Müflis, dünyada kazandığı sevapların âhiretteki hesaplaşmada, haksızlık yaptığı kimselere dağıtılması sonucu, elinde sevap kalmayan ve cehennemlik durumuna düşen kimsedir. Ancak, “müflis”e, bir fıkıh terimi olarak, ayrıca borcunun bulunması unsuru da eklenmelidir.
Ebu Hüreyre’den (r.a.) nakledildiğine göre, bir gün Resûlüllah (s.a.v.), “Müflis kimdir, biliyor musunuz?” diye sordu. Ashabı, “Bize göre müflis, parası ve malı olmayan kimsedir.” dediler. Bunun üzerine Hz. Peygamber, “Şüphesiz ki ümmetimin müflisi, kıyamet günü namaz, oruç ve zekâtla gelir. Aynı zamanda şuna sövmüş, buna iftira etmiş, şunun malını yemiş, bunun kanını dökmüş ve şunu dövmüş bir hâlde gelir. Bunun üzerine iyiliklerinin sevabı şuna buna verilir. Üzerindeki kul hakları bitmeden sevapları biterse, hak sahiplerinin günahları kendisine yüklenir. Sonra da cehenneme atılır.” buyurdu. (Müslim, Birr, 59.)
Rabbimizin kullarına verdiği birtakım haklar vardır. Bu haklara kul hakkı denilir. İnsanın yaşamına, onuruna, özgürlüğüne, malına vb. haklarına zarar vermek kul hakkını ihlal etmektir. Rabbimiz Kur’an-ı Kerim’de “İnsanlardan alırken ölçüp tarttıklarında tam, onlara vermek için ölçüp tarttıklarında ise noksan yapan hilekârlara yazıklar olsun! Onlar düşünmezler mi ki, büyük bir günde (hesap vermek için) diriltilecekler! Öyle bir gün ki, insanlar o günde âlemlerin Rabbinin huzurunda divan duracaklardır. (Mutaffifîn suresi, 1-6. ayetler.) buyurmuştur.
Kul hakkı yemek, büyük günahlardandır. Allah (c.c.), kendisine karşı yapılan hataları affettiği hâlde kul hakkı ihlalini affetmemektedir.
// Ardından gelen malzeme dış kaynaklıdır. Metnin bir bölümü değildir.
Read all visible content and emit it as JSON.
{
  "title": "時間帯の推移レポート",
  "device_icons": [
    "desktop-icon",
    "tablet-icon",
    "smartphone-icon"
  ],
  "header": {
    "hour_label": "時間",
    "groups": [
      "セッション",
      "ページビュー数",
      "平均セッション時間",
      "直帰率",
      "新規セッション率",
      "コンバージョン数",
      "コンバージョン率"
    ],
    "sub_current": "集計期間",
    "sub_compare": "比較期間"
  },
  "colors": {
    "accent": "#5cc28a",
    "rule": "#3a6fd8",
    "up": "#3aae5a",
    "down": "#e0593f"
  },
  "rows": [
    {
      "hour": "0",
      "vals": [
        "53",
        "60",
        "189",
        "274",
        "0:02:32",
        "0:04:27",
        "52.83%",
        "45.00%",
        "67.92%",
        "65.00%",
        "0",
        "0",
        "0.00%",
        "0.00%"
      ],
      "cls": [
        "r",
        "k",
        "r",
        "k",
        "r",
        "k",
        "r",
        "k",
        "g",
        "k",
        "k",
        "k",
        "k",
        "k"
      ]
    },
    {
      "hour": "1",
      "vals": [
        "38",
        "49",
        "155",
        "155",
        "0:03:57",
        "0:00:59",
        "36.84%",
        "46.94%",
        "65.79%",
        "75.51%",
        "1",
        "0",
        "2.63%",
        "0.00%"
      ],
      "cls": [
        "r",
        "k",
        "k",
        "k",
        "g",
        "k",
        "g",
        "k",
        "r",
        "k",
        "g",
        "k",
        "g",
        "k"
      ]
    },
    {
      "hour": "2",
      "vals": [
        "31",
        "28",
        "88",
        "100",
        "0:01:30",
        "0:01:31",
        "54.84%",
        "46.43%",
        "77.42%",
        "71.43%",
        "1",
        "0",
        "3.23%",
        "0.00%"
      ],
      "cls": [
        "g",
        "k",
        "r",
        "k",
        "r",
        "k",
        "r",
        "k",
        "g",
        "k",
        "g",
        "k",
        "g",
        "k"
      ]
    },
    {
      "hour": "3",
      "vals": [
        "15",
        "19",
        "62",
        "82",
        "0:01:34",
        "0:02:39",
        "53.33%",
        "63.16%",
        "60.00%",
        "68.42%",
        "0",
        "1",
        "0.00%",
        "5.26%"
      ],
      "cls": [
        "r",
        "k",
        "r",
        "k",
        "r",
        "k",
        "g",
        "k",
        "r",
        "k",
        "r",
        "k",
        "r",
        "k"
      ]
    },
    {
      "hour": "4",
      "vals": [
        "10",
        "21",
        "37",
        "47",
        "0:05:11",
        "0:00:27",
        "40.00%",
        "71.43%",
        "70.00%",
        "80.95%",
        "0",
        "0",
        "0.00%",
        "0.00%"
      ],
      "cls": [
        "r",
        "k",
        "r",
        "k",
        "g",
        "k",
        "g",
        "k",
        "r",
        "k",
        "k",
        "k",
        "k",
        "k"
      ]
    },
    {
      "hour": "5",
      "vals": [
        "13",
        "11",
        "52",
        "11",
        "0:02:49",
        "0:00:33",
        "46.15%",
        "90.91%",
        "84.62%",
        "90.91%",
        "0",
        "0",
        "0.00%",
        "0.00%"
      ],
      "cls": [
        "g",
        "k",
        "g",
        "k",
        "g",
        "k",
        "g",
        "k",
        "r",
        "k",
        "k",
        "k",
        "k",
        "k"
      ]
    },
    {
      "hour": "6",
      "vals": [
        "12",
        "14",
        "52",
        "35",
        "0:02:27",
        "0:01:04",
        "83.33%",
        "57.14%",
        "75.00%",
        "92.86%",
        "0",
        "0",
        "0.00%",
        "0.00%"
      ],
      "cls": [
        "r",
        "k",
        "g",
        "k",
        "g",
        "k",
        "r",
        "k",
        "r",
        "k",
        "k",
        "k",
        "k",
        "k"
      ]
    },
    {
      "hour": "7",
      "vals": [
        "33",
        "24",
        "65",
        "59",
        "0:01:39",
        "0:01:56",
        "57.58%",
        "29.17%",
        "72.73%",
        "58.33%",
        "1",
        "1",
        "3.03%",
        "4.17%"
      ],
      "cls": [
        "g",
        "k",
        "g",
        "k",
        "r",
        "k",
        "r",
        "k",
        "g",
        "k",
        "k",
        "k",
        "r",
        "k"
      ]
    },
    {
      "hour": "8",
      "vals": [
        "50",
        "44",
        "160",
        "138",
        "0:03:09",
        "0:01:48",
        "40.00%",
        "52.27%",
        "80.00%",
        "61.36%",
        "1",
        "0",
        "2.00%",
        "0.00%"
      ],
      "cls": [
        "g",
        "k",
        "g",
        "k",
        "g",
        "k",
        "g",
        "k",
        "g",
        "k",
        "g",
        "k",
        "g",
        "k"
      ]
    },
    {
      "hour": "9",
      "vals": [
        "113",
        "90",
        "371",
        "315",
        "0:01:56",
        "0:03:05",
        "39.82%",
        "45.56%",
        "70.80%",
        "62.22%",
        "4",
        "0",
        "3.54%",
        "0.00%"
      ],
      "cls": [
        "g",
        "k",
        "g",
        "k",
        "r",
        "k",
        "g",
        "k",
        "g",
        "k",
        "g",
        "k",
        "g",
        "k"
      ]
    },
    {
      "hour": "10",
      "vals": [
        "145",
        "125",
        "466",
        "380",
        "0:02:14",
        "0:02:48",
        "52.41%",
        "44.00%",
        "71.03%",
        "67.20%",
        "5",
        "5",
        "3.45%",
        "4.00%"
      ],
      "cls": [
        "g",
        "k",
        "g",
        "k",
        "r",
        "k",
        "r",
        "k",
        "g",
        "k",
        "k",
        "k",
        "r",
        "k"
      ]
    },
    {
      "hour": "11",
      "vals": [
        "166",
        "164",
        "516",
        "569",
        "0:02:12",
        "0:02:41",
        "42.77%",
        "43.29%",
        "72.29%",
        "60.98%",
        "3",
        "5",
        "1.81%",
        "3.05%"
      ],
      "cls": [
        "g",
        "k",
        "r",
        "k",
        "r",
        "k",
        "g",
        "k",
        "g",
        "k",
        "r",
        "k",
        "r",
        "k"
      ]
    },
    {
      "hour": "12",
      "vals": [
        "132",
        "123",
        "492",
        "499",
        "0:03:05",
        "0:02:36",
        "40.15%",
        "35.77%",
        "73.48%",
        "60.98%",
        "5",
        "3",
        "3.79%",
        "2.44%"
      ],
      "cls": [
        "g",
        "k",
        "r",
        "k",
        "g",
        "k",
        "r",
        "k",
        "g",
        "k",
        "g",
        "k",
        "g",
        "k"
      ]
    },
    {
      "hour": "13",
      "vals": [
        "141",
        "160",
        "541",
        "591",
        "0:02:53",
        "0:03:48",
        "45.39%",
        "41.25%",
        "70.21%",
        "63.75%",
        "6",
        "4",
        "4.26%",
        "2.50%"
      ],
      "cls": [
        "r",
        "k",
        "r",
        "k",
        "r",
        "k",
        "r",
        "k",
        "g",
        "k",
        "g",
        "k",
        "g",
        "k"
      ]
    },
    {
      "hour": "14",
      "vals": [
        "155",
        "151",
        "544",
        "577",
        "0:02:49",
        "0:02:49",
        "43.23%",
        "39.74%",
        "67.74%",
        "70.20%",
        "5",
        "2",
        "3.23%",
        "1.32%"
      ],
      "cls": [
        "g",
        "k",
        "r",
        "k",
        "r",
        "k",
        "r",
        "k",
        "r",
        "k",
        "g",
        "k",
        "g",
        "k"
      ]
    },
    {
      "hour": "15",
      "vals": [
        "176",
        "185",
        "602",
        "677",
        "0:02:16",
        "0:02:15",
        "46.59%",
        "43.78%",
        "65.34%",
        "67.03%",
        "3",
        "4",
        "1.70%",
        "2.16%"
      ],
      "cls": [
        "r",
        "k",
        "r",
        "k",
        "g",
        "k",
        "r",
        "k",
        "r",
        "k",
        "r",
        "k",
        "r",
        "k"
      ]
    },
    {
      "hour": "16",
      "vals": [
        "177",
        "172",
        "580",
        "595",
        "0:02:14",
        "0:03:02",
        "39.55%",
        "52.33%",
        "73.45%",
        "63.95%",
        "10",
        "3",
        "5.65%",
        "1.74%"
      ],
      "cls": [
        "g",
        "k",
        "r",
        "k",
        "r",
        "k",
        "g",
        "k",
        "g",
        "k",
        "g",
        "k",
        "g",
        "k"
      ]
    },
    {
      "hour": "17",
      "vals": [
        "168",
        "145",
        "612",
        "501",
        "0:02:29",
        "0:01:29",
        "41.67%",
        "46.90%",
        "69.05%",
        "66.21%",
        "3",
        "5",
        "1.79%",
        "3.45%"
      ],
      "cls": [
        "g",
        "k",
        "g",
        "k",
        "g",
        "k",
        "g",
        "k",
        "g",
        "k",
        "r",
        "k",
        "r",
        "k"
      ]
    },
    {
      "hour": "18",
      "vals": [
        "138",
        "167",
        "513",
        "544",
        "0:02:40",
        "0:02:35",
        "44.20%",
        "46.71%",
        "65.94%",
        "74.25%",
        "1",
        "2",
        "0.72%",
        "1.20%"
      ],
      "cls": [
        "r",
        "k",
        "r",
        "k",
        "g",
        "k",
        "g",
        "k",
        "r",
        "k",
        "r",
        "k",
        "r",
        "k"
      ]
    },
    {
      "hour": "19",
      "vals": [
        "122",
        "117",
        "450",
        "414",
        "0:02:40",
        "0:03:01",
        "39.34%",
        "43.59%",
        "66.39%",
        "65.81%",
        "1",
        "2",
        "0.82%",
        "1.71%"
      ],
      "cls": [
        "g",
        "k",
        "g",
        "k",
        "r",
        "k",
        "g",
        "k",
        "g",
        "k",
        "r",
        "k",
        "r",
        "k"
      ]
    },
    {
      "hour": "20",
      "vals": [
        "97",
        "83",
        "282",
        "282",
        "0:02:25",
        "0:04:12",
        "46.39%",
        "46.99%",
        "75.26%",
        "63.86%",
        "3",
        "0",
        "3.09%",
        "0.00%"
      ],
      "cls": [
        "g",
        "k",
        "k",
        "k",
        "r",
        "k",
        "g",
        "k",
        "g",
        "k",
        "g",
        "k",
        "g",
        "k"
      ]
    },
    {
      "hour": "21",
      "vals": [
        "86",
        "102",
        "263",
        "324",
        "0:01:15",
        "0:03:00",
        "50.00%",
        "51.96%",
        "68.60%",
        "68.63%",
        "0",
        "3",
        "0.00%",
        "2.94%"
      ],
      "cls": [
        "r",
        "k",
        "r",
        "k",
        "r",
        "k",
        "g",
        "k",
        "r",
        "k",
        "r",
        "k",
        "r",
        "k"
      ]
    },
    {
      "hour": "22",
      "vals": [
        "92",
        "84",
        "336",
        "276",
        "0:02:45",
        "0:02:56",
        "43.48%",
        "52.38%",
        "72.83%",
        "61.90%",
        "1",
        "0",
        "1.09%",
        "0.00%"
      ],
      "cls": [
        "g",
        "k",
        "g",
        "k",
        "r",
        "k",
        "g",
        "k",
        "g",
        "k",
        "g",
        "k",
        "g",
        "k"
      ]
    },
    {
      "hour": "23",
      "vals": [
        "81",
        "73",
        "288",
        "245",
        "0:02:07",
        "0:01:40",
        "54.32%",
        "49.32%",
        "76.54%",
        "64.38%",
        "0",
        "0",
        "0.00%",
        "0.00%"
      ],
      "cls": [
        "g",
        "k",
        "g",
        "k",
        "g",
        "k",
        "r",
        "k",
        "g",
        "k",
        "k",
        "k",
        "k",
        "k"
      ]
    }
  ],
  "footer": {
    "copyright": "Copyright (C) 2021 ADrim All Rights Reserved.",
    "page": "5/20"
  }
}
Üzerinde kul hakkı bulunan bir kimse verdiği zararı karşılayıp helallik dilemedikçe affolunmaz. Kaçak elektrik ve su kullanmak, devlet malına zarar vermek, tartıda hile yapmak, trafik kurallarına uymamak, sınavları kopya ile geçmek, insanların ortak kullanım alanlarını kirletmek, iftira ile bir kişinin onurunu zedelemek, alkollüyken direksiyon başına geçmek, gürültü yapmak, sağlıksız gıdalar üretmek, haksız fiyat artışı yapmak vb. davranışlar kul hakkı ihlali olan davranışlardandır . İçki, uyuşturucu ve kumar gibi zararlı alışkanlıklar, akıl ve iradenin sağlıklı çalışmasına engel olur. Sağlıklı düşünemeyen insanlar kendilerine olduğu kadar başka insanlara da zarar verirler. Zararlı alışkanların neden olduğu zararlar da kul hakkı kapsamındadır.